Our take on the Keno results
January 1, 2026Keno report — Thursday night, January 1, 2026: 05 09 10 13 16 17 20 21 23 25 27 29 33 40 51 58 60 63 64 65 shows a notable pattern
In the Keno draw on Thursday night, January 1, 2026, 05 09 10 13 16 17 20 21 23 25 27 29 33 40 51 58 60 63 64 65 reappeared after a -day drought in Washington. The gap is long enough to stand out without relying on cadence benchmarks.
Overview
In the Keno draw on Thursday night, January 1, 2026, 05 09 10 13 16 17 20 21 23 25 27 29 33 40 51 58 60 63 64 65 reappeared after a -day drought in Washington.
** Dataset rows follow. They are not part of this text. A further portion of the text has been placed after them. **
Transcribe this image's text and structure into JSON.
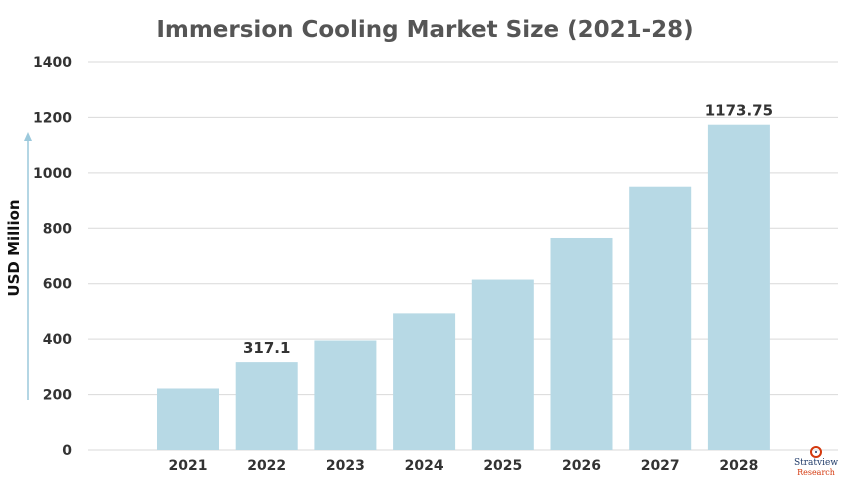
{
  "chart_data": {
    "type": "bar",
    "title": "Immersion Cooling Market Size (2021-28)",
    "xlabel": "",
    "ylabel": "USD Million",
    "categories": [
      "2021",
      "2022",
      "2023",
      "2024",
      "2025",
      "2026",
      "2027",
      "2028"
    ],
    "values": [
      222,
      317.1,
      395,
      493,
      615,
      765,
      950,
      1173.75
    ],
    "data_labels": {
      "1": "317.1",
      "7": "1173.75"
    },
    "ylim": [
      0,
      1400
    ],
    "yticks": [
      0,
      200,
      400,
      600,
      800,
      1000,
      1200,
      1400
    ],
    "grid": true,
    "colors": {
      "bar": "#b7d9e5",
      "axis_arrow": "#9cc9dc",
      "title": "#555555"
    }
  },
  "logo": {
    "brand": "Stratview",
    "sub": "Research"
  }
}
The gap is long enough to stand out without relying on cadence benchmarks.
Combo Profile
The numbers in 05 09 10 13 16 17 20 21 23 25 27 29 33 40 51 58 60 63 64 65 cover a wide range (5 to 65) with no repeats.
Why Droughts Matter
A long drought is descriptive rather than predictive. It records variance across time and helps analysts evaluate whether outcomes are tracking within expected frequency bands or drifting into the tails of the distribution.
Data Notes
This analysis uses the draw results recorded for Thursday night, January 1, 2026 and compares them against the observed historical cadence for the game. This is descriptive, based on frequency tracking - not predictive modeling.
From Stepzero
At Stepzero, the priority is accuracy and context. This report is intended as a historical record entry, not a forecast.
Additional Context
Record-keeping at scale becomes the foundation for analysis. Each outcome, whether typical or unusual, contributes to the stability and clarity of the long-run picture.
Adding to the Long-Term Record
The return of 05 09 10 13 16 17 20 21 23 25 27 29 33 40 51 58 60 63 64 65 expands the archive by one more data point. It is the accumulation of these entries, not a single draw, that defines the reliability of long-horizon analysis.